Creo que en lo extendido de esta percepción opera la influencia política, intelectual y académica de Estados Unidos, donde sí ha habido un quiebre real de la sociedad y donde sí se han traspasado líneas no ya políticas, sino legales, que parecían infranqueables.

Allí han pasado del miedo de los demócratas a contradecir a Bush en su claramente ilegal y arbitraria invasión de Irak, al temor opuesto de mostrar algún mínimo consenso en cualquier asunto menor.

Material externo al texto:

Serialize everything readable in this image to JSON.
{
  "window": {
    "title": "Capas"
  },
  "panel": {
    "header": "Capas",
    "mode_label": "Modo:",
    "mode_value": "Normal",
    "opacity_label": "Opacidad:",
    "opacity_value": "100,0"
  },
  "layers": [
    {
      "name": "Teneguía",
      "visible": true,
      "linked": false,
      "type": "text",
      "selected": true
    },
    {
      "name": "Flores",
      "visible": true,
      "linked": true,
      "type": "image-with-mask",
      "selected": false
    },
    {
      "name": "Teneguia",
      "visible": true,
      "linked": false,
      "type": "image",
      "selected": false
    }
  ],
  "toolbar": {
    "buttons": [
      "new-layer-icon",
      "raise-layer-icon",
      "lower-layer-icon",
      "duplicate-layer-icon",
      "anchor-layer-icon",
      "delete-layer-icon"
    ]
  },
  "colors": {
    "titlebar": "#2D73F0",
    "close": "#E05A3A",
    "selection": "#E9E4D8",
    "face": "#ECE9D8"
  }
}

La política (los políticos) siempre ha asumido un peaje inseparable de la naturaleza de la propia actividad del poder: el de ser chivos expiatorios de una realidad en la que siempre habrá insatisfacciones y, por lo tanto, necesidad de culpables. El famoso y siempre de moda "llueve, maldito gobierno", que tan bien popularizaron los italianos al hablar de sus propios dirigentes.

No hay nada nuevo en la política en sí: antes había tanta bronca como ahora. A veces, incluso, más. Alentada por dirigentes que, además, no tenían tanta presión ambiental para impulsarla o participar de ella.

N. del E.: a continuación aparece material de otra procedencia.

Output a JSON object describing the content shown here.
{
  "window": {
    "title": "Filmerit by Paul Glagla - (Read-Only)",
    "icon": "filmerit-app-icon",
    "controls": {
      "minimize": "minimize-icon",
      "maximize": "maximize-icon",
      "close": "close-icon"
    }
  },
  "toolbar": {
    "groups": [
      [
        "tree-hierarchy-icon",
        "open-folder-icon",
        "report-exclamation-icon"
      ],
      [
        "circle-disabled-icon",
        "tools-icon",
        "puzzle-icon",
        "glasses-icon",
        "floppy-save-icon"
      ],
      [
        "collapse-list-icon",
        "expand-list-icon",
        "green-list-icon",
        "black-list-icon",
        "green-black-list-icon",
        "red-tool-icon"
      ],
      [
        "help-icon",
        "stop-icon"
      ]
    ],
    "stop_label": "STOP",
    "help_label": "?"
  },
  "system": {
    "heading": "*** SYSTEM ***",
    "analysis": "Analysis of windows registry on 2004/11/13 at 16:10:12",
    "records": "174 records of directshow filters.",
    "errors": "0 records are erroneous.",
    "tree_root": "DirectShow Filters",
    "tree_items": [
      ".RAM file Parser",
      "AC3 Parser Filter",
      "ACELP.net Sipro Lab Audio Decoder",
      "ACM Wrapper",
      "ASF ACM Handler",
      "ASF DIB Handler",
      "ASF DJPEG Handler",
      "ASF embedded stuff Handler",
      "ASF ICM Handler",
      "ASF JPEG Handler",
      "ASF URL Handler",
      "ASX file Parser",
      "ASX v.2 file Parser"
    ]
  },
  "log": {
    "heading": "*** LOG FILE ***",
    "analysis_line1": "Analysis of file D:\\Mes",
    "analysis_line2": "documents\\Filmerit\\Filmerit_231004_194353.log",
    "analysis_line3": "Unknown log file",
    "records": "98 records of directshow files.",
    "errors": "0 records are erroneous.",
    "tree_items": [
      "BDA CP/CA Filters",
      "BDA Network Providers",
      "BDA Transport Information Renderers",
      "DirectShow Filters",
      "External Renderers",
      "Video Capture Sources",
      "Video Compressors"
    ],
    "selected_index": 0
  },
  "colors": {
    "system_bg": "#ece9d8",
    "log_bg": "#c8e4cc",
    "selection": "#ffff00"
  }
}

Algo que obliga a mirar hacia otro lugar, además de a la política, a la hora de entender por qué es ahora cuando nos parece haber llegado a un punto de saturación. ¿Son las redes? ¿Los medios de comunicación? No son los únicos responsables, pero el ecosistema en su conjunto propicia el escenario en el que estamos.

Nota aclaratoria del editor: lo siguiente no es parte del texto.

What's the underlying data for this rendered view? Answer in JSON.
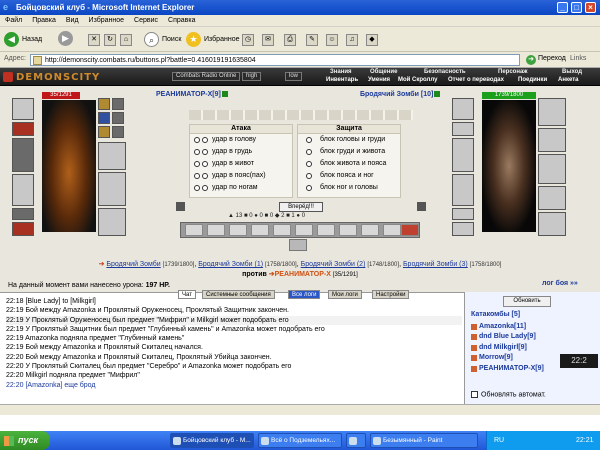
{
  "window": {
    "title": "Бойцовский клуб - Microsoft Internet Explorer"
  },
  "menu": [
    "Файл",
    "Правка",
    "Вид",
    "Избранное",
    "Сервис",
    "Справка"
  ],
  "toolbar": {
    "back": "Назад",
    "search": "Поиск",
    "favorites": "Избранное"
  },
  "address": {
    "label": "Адрес:",
    "url": "http://demonscity.combats.ru/buttons.pl?battle=0.416019191635804",
    "go": "Переход",
    "links": "Links"
  },
  "game": {
    "logo": "DEMONSCITY",
    "radio": "Combats Radio Online",
    "high": "high",
    "low": "low",
    "nav_top": [
      "Знания",
      "Общение",
      "Безопасность",
      "Персонаж",
      "Выход"
    ],
    "nav_bottom": [
      "Инвентарь",
      "Умения",
      "Мой Скроллу",
      "Отчет о переводах",
      "Поединки",
      "Анкета"
    ]
  },
  "player": {
    "name": "РЕАНИМАТОР-Х",
    "level": "[9]",
    "hp": "35/1291"
  },
  "enemy": {
    "name": "Бродячий Зомби",
    "level": "[10]",
    "hp": "1739/1800"
  },
  "attack": {
    "title": "Атака",
    "options": [
      "удар в голову",
      "удар в грудь",
      "удар в живот",
      "удар в пояс(пах)",
      "удар по ногам"
    ]
  },
  "defend": {
    "title": "Защита",
    "options": [
      "блок головы и груди",
      "блок груди и живота",
      "блок живота и пояса",
      "блок пояса и ног",
      "блок ног и головы"
    ]
  },
  "go_button": "Вперёд!!!",
  "counters": "▲ 13   ■ 0   ● 0   ■ 0   ◆ 2   ■ 1   ● 0",
  "teams": [
    {
      "name": "Бродячий Зомби",
      "hp": "[1739/1800]"
    },
    {
      "name": "Бродячий Зомби (1)",
      "hp": "[1758/1800]"
    },
    {
      "name": "Бродячий Зомби (2)",
      "hp": "[1748/1800]"
    },
    {
      "name": "Бродячий Зомби (3)",
      "hp": "[1758/1800]"
    }
  ],
  "versus": {
    "word": "против",
    "me": "РЕАНИМАТОР-Х",
    "hp": "[35/1291]"
  },
  "damage": {
    "text": "На данный момент вами нанесено урона:",
    "value": "197 HP."
  },
  "log_link": "лог боя »»",
  "chat_tabs": [
    "Чат",
    "Системные сообщения",
    "Все логи",
    "Мои логи",
    "Настройки"
  ],
  "chat": [
    "22:18 [Blue Lady] to [Milkgirl]",
    "22:19 Бой между Amazonka и Проклятый Оруженосец, Проклятый Защитник закончен.",
    "22:19 У Проклятый Оруженосец был предмет \"Мифрил\" и Milkgirl может подобрать его",
    "22:19 У Проклятый Защитник был предмет \"Глубинный камень\" и Amazonka может подобрать его",
    "22:19 Amazonka подняла предмет \"Глубинный камень\"",
    "22:19 Бой между Amazonka и Проклятый Скиталец начался.",
    "22:20 Бой между Amazonka и Проклятый Скиталец, Проклятый Убийца закончен.",
    "22:20 У Проклятый Скиталец был предмет \"Серебро\" и Amazonka может подобрать его",
    "22:20 Milkgirl подняла предмет \"Мифрил\"",
    "22:20 [Amazonka] еще брод"
  ],
  "right": {
    "refresh": "Обновить",
    "location": "Катакомбы [5]",
    "users": [
      "Amazonka[11]",
      "dnd Blue Lady[9]",
      "dnd Milkgirl[9]",
      "Morrow[9]",
      "РЕАНИМАТОР-Х[9]"
    ],
    "auto": "Обновлять автомат."
  },
  "clock": "22:2",
  "taskbar": {
    "start": "пуск",
    "buttons": [
      "Бойцовский клуб - M...",
      "Всё о Подземельях...",
      "",
      "Безымянный - Paint"
    ],
    "lang": "RU",
    "time": "22:21"
  }
}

Lo cierto es que hay una esfera comunicativa sobre la política que se ha emancipado casi completamente de la realidad de la gestión de fondo. Un escenario al que los políticos se ven obligados a acudir y participar, no porque crean que habla de su realidad cotidiana, sino para poder preservarla y seguir gestionando dosieres que en raras ocasiones serán carne de titular.

Suele decirse que los políticos incentivan la bronca para no gestionar, pero es justo al revés: hay un contexto en el que, o participas, o te quedas fuera de la posibilidad de alcanzar y gestionar el poder. Una gestión que sigue existiendo, pero que no ocupa un lugar central en el debate público, como debería.

Los políticos tienen su responsabilidad. Unos más que otros, claro. Pero no todo, ni siquiera lo más esencial, depende de ellos. Alguna vez he comentado que la era de las redes, los teléfonos inteligentes, las cámaras y la omnipresencia de las imágenes obliga a cualquier persona expuesta públicamente a hacer la transición que hicieron los actores de teatro cuando apareció el cine: del gesto brusco y la voz engolada que debían apreciarse desde la primera fila hasta el gallinero, al matiz de la mirada y el tono de voz suave del intérprete que graba hoy un primer plano rodeado de micrófonos.

Hubo quienes no supieron cambiar un registro por otro, y fracasaron en los nuevos tiempos. Todo parecía sobreactuado y el público les dio la espalda. Fue su responsabilidad, pero no tanto su culpa.